General characteristics
- Type: Coastal steamship
- Tonnage: 689 gross; 403 registered tons.
- Length: 145.3 ft (44.3 m)
- Beam: 28.1 ft (8.6 m)
- Depth: 17.0 ft (5.2 m) depth of hold
- Installed power: triple-expansion steam engine
- Propulsion: single propeller
- Speed: 12 knots maximum; 10.5 knots average.
- Capacity: Licensed for 148 passengers; cargo capacity 120 tons.

= Cheakamus (steamship) =

Steamship built in 1913

Cheakamus was a steamship built in 1913 in North Vancouver, British Columbia. This ship was originally built as the Cheslakee in Scotland. After Cheslakee capsized in 1913, the hulk was raised, lengthened, and placed back into service as Cheakamus.

==Nomenclature==
Cheakamus was named after the Cheakamus River and Cheakamus Canyon which are north of Howe Sound in British Columbia. The original Skwxwu7mesh (Squamish) name is Chiyakmesh or "Chehagamus", meaning "fish trap."

== Construction==
In January 1913 the Union Steamship Company's Cheslakee capsized at the dock at Van Anda, British Columbia on Texada Island, drowning at least seven people. The hulk was raised and brought to North Vancouver, BC, where it was cut in half and a new section inserted, thus extending the vessel's length by slightly less than 20 feet. The ship was renamed Cheakamus and returned to service in June 1913.

Cheakamus had a gross tonnage of 689 and net tonnage of 403. The ship was 145.3 feet long, with a beam of 28.1 feet and depth of hold of 17.1 feet. The power plant consisted of a MacColl and Company triple-expansion steam engine. The ship had a speed maximum speed of 12 knots but generally cruised at 10.5 knots. Unlike the Cheslakee, the Cheakamus was stable in heavy seas.

The ship was licensed to carry 148 passengers. The ship had a cargo capacity of about 120 tons. The official Canadian registry number was 130309.

==Operations==
Originally Cheakamus was used on freight and passenger routes with the Cassiar until 1925 when the newly built Cardena and Catala took over these duties.
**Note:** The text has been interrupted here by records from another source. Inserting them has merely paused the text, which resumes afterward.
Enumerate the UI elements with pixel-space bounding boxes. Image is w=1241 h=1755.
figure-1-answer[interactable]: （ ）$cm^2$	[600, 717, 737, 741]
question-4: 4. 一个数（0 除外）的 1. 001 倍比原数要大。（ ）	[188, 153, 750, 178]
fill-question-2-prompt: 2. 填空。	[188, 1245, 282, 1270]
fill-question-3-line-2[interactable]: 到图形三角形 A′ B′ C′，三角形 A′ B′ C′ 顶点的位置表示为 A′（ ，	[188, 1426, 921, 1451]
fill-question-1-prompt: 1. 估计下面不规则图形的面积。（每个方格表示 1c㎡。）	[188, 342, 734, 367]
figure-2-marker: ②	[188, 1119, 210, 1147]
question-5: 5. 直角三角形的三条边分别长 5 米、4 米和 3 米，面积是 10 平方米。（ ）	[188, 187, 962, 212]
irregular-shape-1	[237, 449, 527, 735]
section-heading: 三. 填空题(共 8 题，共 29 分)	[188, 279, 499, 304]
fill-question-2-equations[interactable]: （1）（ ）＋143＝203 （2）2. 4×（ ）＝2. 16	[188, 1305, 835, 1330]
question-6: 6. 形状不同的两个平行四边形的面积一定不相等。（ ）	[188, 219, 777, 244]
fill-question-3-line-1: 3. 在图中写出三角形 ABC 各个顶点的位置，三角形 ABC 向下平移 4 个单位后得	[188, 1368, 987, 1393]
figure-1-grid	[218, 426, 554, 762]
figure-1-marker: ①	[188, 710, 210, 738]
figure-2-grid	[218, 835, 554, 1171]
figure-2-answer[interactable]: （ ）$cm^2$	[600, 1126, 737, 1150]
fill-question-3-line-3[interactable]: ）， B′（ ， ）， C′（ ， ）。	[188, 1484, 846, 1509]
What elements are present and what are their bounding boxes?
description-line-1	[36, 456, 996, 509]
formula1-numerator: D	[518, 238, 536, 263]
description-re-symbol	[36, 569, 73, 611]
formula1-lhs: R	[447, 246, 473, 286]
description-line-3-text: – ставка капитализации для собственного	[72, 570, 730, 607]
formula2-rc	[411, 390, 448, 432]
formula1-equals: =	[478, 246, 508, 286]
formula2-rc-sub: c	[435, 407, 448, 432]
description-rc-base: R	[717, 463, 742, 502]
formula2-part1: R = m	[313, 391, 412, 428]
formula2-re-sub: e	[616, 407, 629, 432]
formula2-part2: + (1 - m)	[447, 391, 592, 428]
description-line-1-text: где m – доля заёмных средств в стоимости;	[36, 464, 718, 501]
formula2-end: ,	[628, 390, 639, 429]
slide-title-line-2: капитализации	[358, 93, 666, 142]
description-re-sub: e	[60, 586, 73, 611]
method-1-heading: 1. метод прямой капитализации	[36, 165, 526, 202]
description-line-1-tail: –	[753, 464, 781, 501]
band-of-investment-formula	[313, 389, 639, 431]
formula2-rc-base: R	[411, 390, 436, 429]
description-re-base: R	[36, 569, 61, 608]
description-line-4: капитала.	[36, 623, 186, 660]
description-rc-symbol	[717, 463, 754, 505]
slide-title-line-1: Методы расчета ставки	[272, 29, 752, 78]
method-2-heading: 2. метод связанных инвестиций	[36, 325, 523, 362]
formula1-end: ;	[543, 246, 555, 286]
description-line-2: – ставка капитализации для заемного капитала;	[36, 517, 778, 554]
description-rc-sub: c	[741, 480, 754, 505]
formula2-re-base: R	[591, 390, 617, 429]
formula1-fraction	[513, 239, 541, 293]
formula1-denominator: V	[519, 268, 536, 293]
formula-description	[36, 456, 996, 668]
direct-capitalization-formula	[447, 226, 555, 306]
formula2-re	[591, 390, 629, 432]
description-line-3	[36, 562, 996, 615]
After that Cheakamus was primarily used to provide service to coastal logging camps.
In August 1917, Cheakamus was assigned to the route from Vancouver to Alert Bay when the normal vessel on the route, Cassiar struck a rock at Kingcome Inlet and sank.

In the late 1930s, the company modernized the passenger accommodations on Cheakamus with the objective of using the vessel on more routes.

==Transfer to U.S. Army==
When the United States entered the Second World War in December 1941, there arose a big demand for barge service to Alaska. In 1942, Cheakamus was converted to a towboat. The ship was then purchased by the U.S. Army and used in war transport until the end of the war. The ship was then sold as war surplus to Arthur Foss of the Foss Tug concern.

==End of service==
In 1949, Foss donated the Cheakamus to the Puget Sound Maritime Historical Society for use as a floating headquarters and museum. However the society decided that the maintenance costs for the vessel would be too great and turned it over for scrapping.